In a chat with Business Line, Mr Sinha said that MyParichay helped simplify the job hunt both for the companies and prospective candidate.

Asserting that people spend lots of time on social media, particularly Facebook, he said “companies ability to reach out through this media is therefore phenomenal. But searching networks of each prospect can be cumbersome. This is where we come into the picture, by making the search easy and simple,” says Mr Sinha.

“We see a 5x efficiency in our product” he said and explained that the company which looked at filling a position got to screen only 40 resumes now compared to 200-odd applications earlier.

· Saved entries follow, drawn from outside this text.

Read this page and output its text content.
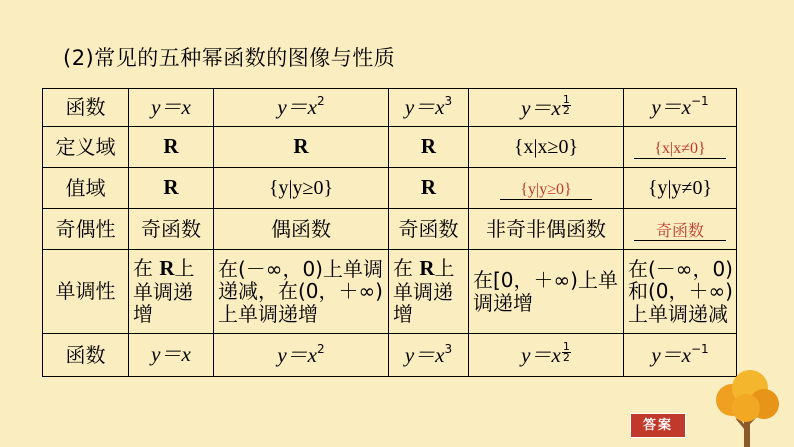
(2)常见的五种幂函数的图像与性质
函数	y＝x	$y=x^2$	$y=x^3$	$y=x \frac{1}{2}$	$y=x^{-1}$
定义域	R	R	R	{x|x≥0}	{x|x≠0}
值域	R	{y|y≥0}	R	{y|y≥0}	{y|y≠0}
奇偶性	奇函数	偶函数	奇函数	非奇非偶函数	奇函数
单调性	在 R上单调递增	在(－∞，0)上单调递减，在(0，＋∞)上单调递增	在 R上单调递增	在[0，＋∞)上单调递增	在(－∞，0)和(0，＋∞)上单调递减
函数	y＝x	$y=x^2$	$y=x^3$	$y=x \frac{1}{2}$	$y=x^{-1}$
答案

“Companies pay huge sums to recruitment consultants on just hiring activity. Both – companies (headhunters) and recruitment consultants say they would like to in-source recruitment. Currently we have social retargeting, employee referral, Facebook career tab as our product. We recently introduced social career site manager, which is a whole web solution.''

To a query on reports about people dropping out of Facebook, he cited ChartBeat report which showed that the overall traffic to news websites dropped 3 per cent when Facebook encountered an outage recently.

A Neilsen study showed that Indians spend up to an hour for social networking every day. It also found that people spend more time on social media than for responding to emails.

'This is not a trend exclusive to India. According to Business Insider, an average American spends 37 minutes on social media, higher than any other major Internet activity, including email,' he said.